Абдул Ризо и Садбарг тоже стали часто приходить к берегу за водой со своим симпатичным осликом, и это продолжалось почти месяц. Мы сдружились с детьми. Мы их всегда ждали.
В один из поздних августовских дней мы с Гулобшо сидели на берегу реки и, как обычно, рыбачили. На афганской стороне мы заметили небольшой караван, состоявший из одной лошади и нескольких ишаков с небогатой поклажей. В тот же вечер караван прошел по той же горной тропинке обратно. Садбарг и Абдул Ризо в этот день за водой не пришли. Не было их и в последующие три дня. Мы с Гулобшо продолжали рыбалку, но уже чего-то не хватало – не было прежнего веселья. Что-то разрушилось в установившемся кишлачном порядке.
То ли оттого, что не было Садбарг с Абдул Ризо, то ли оттого, что скоро заканчивался отпуск и мне нужно было возвращаться в шумный город, настроение было не очень весёлое.
Несколько дней спустя появился Абдул Ризо. Не стоит описывать ту радость, которую мы испытали с Гулобшо, увидев его. Мальчик невесело плёлся один за осликом, с теми же бидонами.
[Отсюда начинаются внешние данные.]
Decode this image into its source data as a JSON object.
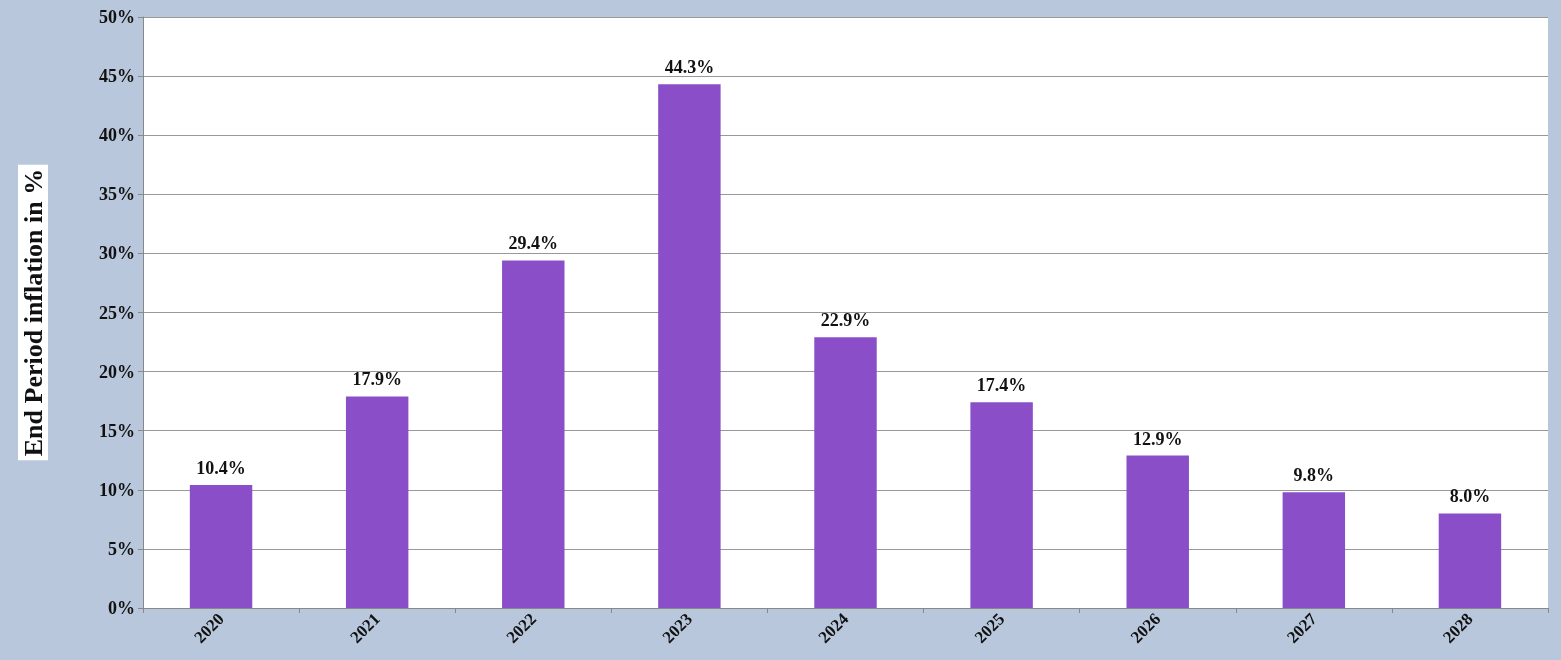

Мы всё надеялись, что из-за его спины выскочит весёлая Садбарг, но её не было.
– Саломолек, – буркнул без особой радости Абдул Ризо.
Мы поздоровались.
– А где сестра? – осторожно спросил Гулобшо.
– Её выдали замуж, – грустно ответил он после недолгого молчания.
– Как?.. Ей же всего?.. – повис в воздухе наш недоуменный вопрос.
– Приехал какой-то наш родственник из города Султан-Ишкашима и забрал её к себе, – чуть не плача произнёс Абдул Ризо.
Потом он надолго замолчал. На его правом запястье я заметил то ли медный, то ли латунный браслет, который он нежно поглаживал.
Мы с Гулобшо невесело переглянулись. Мой друг медленно встал и молча перебросил всю попавшуюся в тот день рыбу на тот берег, но Абдул Ризо даже не обратил на неё внимания.
– Ладно, не грусти, она ведь приедет к тебе в гости, правда? – попытался успокоить мальчика Гулобшо. Паренёк молча наполнил бидоны водой и, махнув в нашу сторону рукой, направился со своим осликом в сторону кишлака, как будто попавшего на левый берег Пянджа из средневековья и до сих пор сохранившего свои средневековые устои. Впрочем, оно так и есть.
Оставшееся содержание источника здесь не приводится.